INformasinasional.com, PEMALANG – Di tengah keterbatasan penglihatan, Taryono (28) membuktikan bahwa semangat dan kerja keras mampu menembus batas fisik. Pria asal Desa Danasari, Kecamatan Pemalang Kota ini berhasil membangun usaha mandiri berupa Gerai Pijat Mas Tar dan kios sembako yang kini membukukan omzet hingga Rp30 juta per bulan.
Sudah delapan tahun Taryono, anak keempat dari tujuh bersaudara, menekuni dunia terapi pijat refleksi yang mengandalkan kepekaan indra peraba. Keputusannya untuk tidak selamanya bekerja pada orang lain menjadi titik balik yang mengubah hidupnya—dan kini mulai menginspirasi sesama penyandang disabilitas netra.
“Saya sempat sekolah di SLB dan ikut pelatihan pijat refleksi sejak 2015. Lalu bekerja di klinik, tapi saya merasa harus mandiri dan membantu teman-teman saya juga.

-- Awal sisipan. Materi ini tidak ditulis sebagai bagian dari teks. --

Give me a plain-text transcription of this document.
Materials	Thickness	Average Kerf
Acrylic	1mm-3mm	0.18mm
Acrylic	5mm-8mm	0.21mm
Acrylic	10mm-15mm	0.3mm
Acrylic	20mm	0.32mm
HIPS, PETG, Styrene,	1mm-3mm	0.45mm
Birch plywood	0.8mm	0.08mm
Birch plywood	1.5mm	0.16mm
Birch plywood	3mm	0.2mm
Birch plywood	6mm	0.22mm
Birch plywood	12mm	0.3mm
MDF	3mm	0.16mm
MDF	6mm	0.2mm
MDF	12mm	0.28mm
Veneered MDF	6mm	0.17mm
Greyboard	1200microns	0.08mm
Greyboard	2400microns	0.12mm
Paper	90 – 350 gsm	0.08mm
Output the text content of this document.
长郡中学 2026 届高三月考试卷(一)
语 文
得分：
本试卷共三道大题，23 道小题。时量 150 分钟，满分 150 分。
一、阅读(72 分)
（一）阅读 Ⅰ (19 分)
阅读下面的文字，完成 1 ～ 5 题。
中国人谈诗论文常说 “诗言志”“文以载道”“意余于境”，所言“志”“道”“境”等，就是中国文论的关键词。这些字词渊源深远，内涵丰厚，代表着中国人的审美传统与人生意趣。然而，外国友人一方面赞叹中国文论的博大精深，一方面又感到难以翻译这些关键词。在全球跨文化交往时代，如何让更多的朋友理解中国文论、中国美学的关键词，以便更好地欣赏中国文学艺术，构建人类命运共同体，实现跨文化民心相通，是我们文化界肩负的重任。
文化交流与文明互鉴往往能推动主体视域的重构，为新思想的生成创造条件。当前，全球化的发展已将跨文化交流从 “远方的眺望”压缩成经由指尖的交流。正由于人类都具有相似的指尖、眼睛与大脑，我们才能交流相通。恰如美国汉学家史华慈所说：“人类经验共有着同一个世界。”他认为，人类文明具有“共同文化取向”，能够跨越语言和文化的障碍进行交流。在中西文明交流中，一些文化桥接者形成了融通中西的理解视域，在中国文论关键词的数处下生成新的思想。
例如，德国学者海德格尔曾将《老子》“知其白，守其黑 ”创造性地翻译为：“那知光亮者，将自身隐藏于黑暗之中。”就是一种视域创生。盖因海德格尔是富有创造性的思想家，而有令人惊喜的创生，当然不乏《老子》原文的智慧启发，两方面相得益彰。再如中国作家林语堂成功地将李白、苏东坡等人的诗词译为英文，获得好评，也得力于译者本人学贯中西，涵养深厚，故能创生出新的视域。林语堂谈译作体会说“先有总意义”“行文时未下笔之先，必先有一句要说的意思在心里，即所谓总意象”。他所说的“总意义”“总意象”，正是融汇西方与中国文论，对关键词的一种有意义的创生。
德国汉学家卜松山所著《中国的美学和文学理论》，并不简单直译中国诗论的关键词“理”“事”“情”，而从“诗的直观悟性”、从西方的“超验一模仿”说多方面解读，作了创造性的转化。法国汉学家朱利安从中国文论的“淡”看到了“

Jadi saya nekat resign dan buka usaha sendiri,” ujar Taryono saat ditemui, Senin (16/6).
Awal 2017, dengan modal terbatas, Taryono menyewa sebuah kios ruko dengan biaya sewa Rp6 juta per tahun. Ia menamai usahanya Gerai Pijat Mas Tar. Letaknya yang strategis dan area parkir yang memadai menjadi salah satu faktor kesuksesannya.
“Kalau dari segi lokasi dan parkiran, tempat ini cocok banget buat usaha pijat. Alhamdulillah, pelanggan mulai banyak dan usaha makin berkembang,” katanya.
Kini, Taryono bisa melayani rata-rata 10 pelanggan per hari, dengan pendapatan sekitar Rp500 ribu dari jasa pijat dan Rp500 ribu lagi dari penjualan sembako. Tak hanya dirinya, beberapa saudara kandungnya yang juga tuna netra ikut membantu menjalankan usaha ini.
Namun, yang membuat Taryono istimewa bukan hanya keberhasilannya mencari nafkah, tapi juga misinya untuk memberdayakan sesama penyandang disabilitas netra.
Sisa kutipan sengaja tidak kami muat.